Le temps s’est arrêté, cet après-midi, au Théâtre Maisonneuve de la Place des Arts, où le chanteur et comédien Jules Grison a fait revivre les grandes mélodies de Gilbert Bécaud, avec la collaboration d’Emily Bécaud. Je reviens te chercher, La maison sous les arbres, C’est en septembre, etc., il en a eu des tubes, celui qu’on surnommait «Monsieur 100 000 volts» ! On constate aussi que plus de vingt ans après sa mort, son oeuvre demeure percutante et drôlement d’actualité !

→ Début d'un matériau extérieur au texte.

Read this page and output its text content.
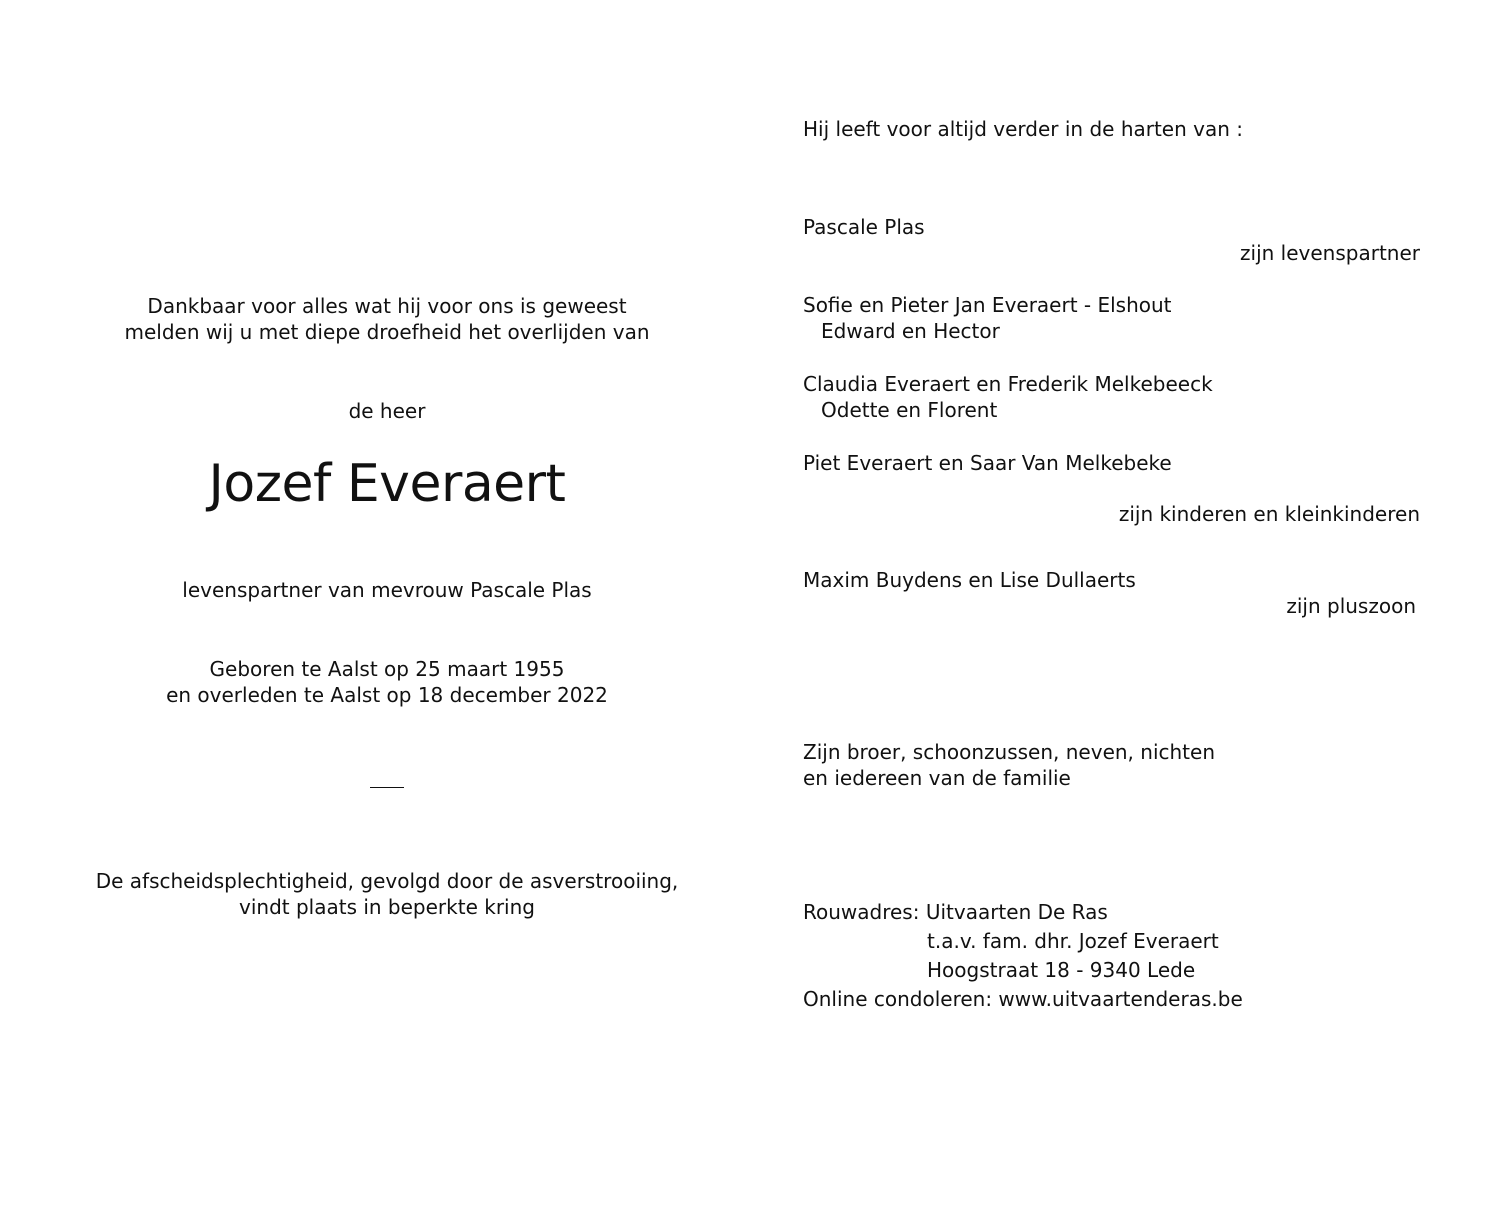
Dankbaar voor alles wat hij voor ons is geweest
melden wij u met diepe droefheid het overlijden van
de heer
Jozef Everaert
levenspartner van mevrouw Pascale Plas
Geboren te Aalst op 25 maart 1955
en overleden te Aalst op 18 december 2022
De afscheidsplechtigheid, gevolgd door de asverstrooiing,
vindt plaats in beperkte kring
Hij leeft voor altijd verder in de harten van :
Pascale Plas
zijn levenspartner
Sofie en Pieter Jan Everaert - Elshout
Edward en Hector
Claudia Everaert en Frederik Melkebeeck
Odette en Florent
Piet Everaert en Saar Van Melkebeke
zijn kinderen en kleinkinderen
Maxim Buydens en Lise Dullaerts
zijn pluszoon
Zijn broer, schoonzussen, neven, nichten
en iedereen van de familie
Rouwadres: Uitvaarten De Ras
t.a.v. fam. dhr. Jozef Everaert
Hoogstraat 18 - 9340 Lede
Online condoleren: www.uitvaartenderas.be
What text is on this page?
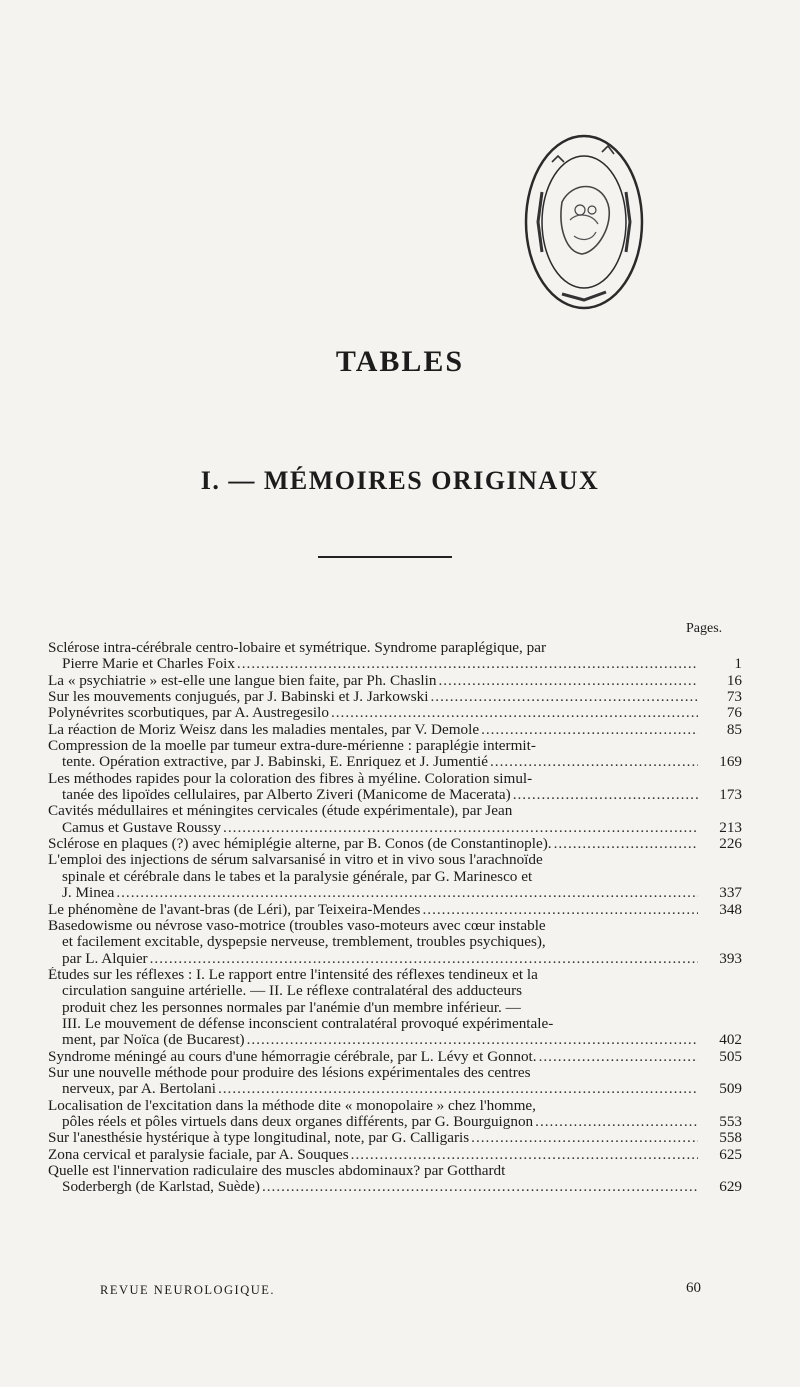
TABLES
I. — MÉMOIRES ORIGINAUX
Pages.
Sclérose intra-cérébrale centro-lobaire et symétrique. Syndrome paraplégique, par
Pierre Marie et Charles Foix .....	1
La « psychiatrie » est-elle une langue bien faite, par Ph. Chaslin .....	16
Sur les mouvements conjugués, par J. Babinski et J. Jarkowski .....	73
Polynévrites scorbutiques, par A. Austregesilo .....	76
La réaction de Moriz Weisz dans les maladies mentales, par V. Demole .....	85
Compression de la moelle par tumeur extra-dure-mérienne : paraplégie intermit-
tente. Opération extractive, par J. Babinski, E. Enriquez et J. Jumentié .....	169
Les méthodes rapides pour la coloration des fibres à myéline. Coloration simul-
tanée des lipoïdes cellulaires, par Alberto Ziveri (Manicome de Macerata) .....	173
Cavités médullaires et méningites cervicales (étude expérimentale), par Jean
Camus et Gustave Roussy .....	213
Sclérose en plaques (?) avec hémiplégie alterne, par B. Conos (de Constantinople). .....	226
L'emploi des injections de sérum salvarsanisé in vitro et in vivo sous l'arachnoïde
spinale et cérébrale dans le tabes et la paralysie générale, par G. Marinesco et
J. Minea .....	337
Le phénomène de l'avant-bras (de Léri), par Teixeira-Mendes .....	348
Basedowisme ou névrose vaso-motrice (troubles vaso-moteurs avec cœur instable
et facilement excitable, dyspepsie nerveuse, tremblement, troubles psychiques),
par L. Alquier .....	393
Études sur les réflexes : I. Le rapport entre l'intensité des réflexes tendineux et la
circulation sanguine artérielle. — II. Le réflexe contralatéral des adducteurs
produit chez les personnes normales par l'anémie d'un membre inférieur. —
III. Le mouvement de défense inconscient contralatéral provoqué expérimentale-
ment, par Noïca (de Bucarest) .....	402
Syndrome méningé au cours d'une hémorragie cérébrale, par L. Lévy et Gonnot. .....	505
Sur une nouvelle méthode pour produire des lésions expérimentales des centres
nerveux, par A. Bertolani .....	509
Localisation de l'excitation dans la méthode dite « monopolaire » chez l'homme,
pôles réels et pôles virtuels dans deux organes différents, par G. Bourguignon .....	553
Sur l'anesthésie hystérique à type longitudinal, note, par G. Calligaris .....	558
Zona cervical et paralysie faciale, par A. Souques .....	625
Quelle est l'innervation radiculaire des muscles abdominaux? par Gotthardt
Soderbergh (de Karlstad, Suède) .....	629
REVUE NEUROLOGIQUE.	60
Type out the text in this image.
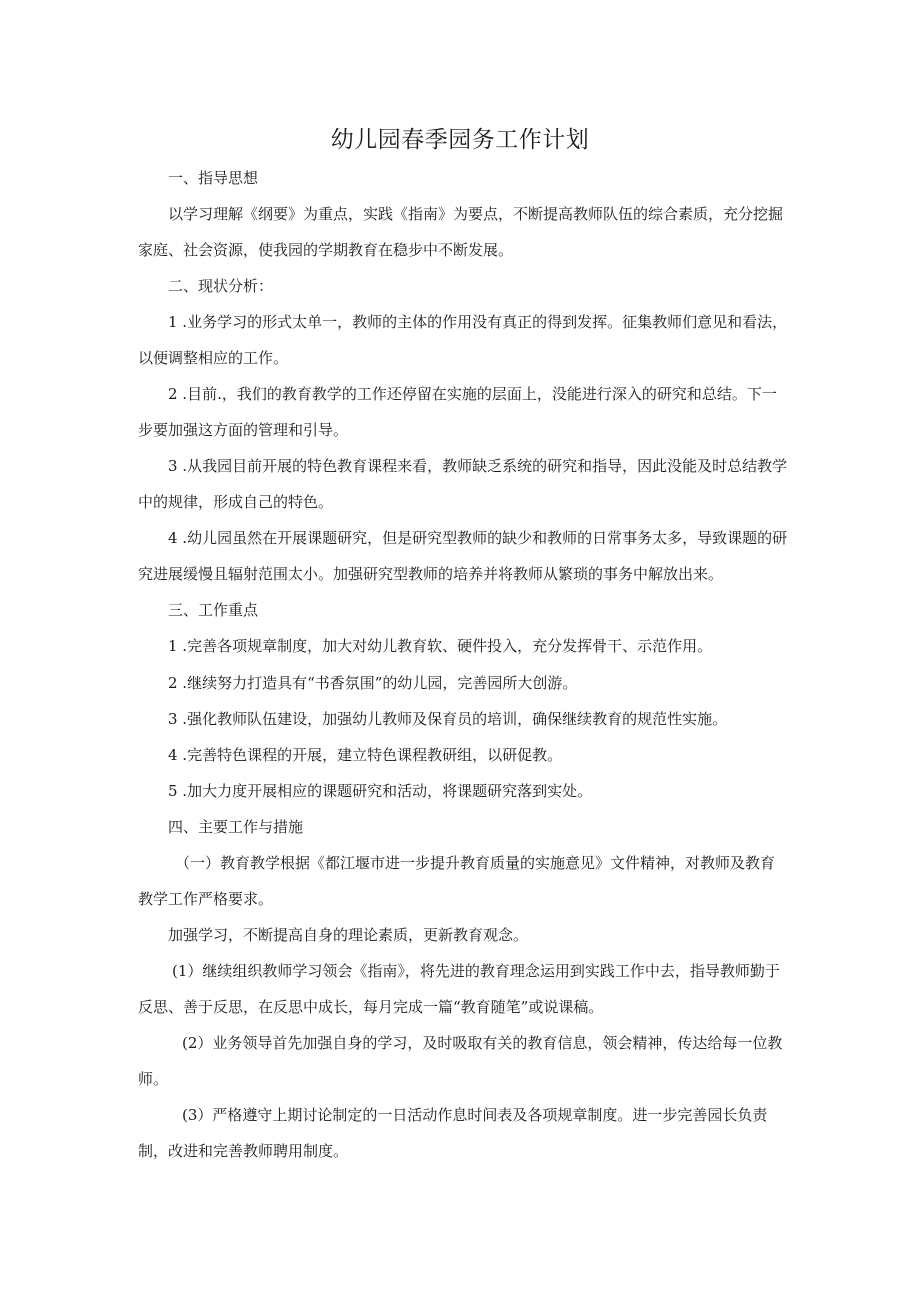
幼儿园春季园务工作计划

一、指导思想

以学习理解《纲要》为重点，实践《指南》为要点，不断提高教师队伍的综合素质，充分挖掘家庭、社会资源，使我园的学期教育在稳步中不断发展。

二、现状分析：

1 .业务学习的形式太单一，教师的主体的作用没有真正的得到发挥。征集教师们意见和看法，以便调整相应的工作。

2 .目前.，我们的教育教学的工作还停留在实施的层面上，没能进行深入的研究和总结。下一步要加强这方面的管理和引导。

3 .从我园目前开展的特色教育课程来看，教师缺乏系统的研究和指导，因此没能及时总结教学中的规律，形成自己的特色。

4 .幼儿园虽然在开展课题研究，但是研究型教师的缺少和教师的日常事务太多，导致课题的研究进展缓慢且辐射范围太小。加强研究型教师的培养并将教师从繁琐的事务中解放出来。

三、工作重点

1 .完善各项规章制度，加大对幼儿教育软、硬件投入，充分发挥骨干、示范作用。

2 .继续努力打造具有“书香氛围”的幼儿园，完善园所大创游。

3 .强化教师队伍建设，加强幼儿教师及保育员的培训，确保继续教育的规范性实施。

4 .完善特色课程的开展，建立特色课程教研组，以研促教。

5 .加大力度开展相应的课题研究和活动，将课题研究落到实处。

四、主要工作与措施

（一）教育教学根据《都江堰市进一步提升教育质量的实施意见》文件精神，对教师及教育教学工作严格要求。

加强学习，不断提高自身的理论素质，更新教育观念。

(1）继续组织教师学习领会《指南》，将先进的教育理念运用到实践工作中去，指导教师勤于反思、善于反思，在反思中成长，每月完成一篇“教育随笔”或说课稿。

(2）业务领导首先加强自身的学习，及时吸取有关的教育信息，领会精神，传达给每一位教师。

(3）严格遵守上期讨论制定的一日活动作息时间表及各项规章制度。进一步完善园长负责制，改进和完善教师聘用制度。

Jules Grison est une fois de plus épatant ! Après avoir séduit le public avec son formidable hommage à Aznavour présenté un peu partout dans la francophonie, il nous revient avec un autre spectacle que je qualifierais de nécessaire ! En effet, même si Bécaud a écrit plus de 600 chansons, il est bien rare qu’on entende ses refrains, de nos jours.
Pourtant, cette figure emblématique de la chanson française a marqué son époque au point de se produire 33 fois au célébrissime Olympia de Paris ! Pas étonnant que Grison ouvre son spectacle avec L’Olympia, troublante pièce où Bécaud décrit ses états d’âme, au moment d’entrer en scène dans cette salle mythique.
Pas de doute, il en faut du talent et du métier pour marcher sur les traces de ce monstre sacré ! Entouré de quatre musiciens et une choriste, l’interprète que plusieurs ont découvert dans la comédie musicale Roméo & Juliette, s’en donne à coeur joie ! Les tantes Jeanne, Quand Jules est au violon, etc., il faut voir les pas de danse endiablés de l’élégant Grison, passionné par le music-hall et la grande variété française ! Voix juste et puissante, diction parfaite, gestes précis et appropriés au texte, etc. En plus de tout cela, notre homme joue parfois du piano et de la guitare.
Emily Bécaud interprète quelques classiques de son père
L’un des moments les plus attendus du spectacle était, sans doute, la présence sur scène d’Emily Bécaud. Fille de Gilbert Bécaud et de sa deuxième épouse, le mannequin américain Cathryn Lee St. John, Emily ne dira toutefois que quelques mots, en guise de présentation de Je reviens te chercher : «Papa a écrit cette chanson pour maman et je suis ravie de l’interpréter.» Plutôt effacée, la dame enchaîne avec L’indifférence en duo avec Grison. Elle reviendra pour un autre duo (C’est en septembre) et on ne la reverra qu’à la toute fin du spectacle.
Pourtant, on nous promettait que madame Bécaud allait raconter divers moments vécus avec son père et qu’on verrait même des vidéos d’archives de sa famille. Il n’y a rien eu de tout cela et c’est dommage car les plus jeunes qui accompagnaient leurs parents ou grands-parents n’auront pas vu une seule photo de l’artiste à qui on rendait hommage.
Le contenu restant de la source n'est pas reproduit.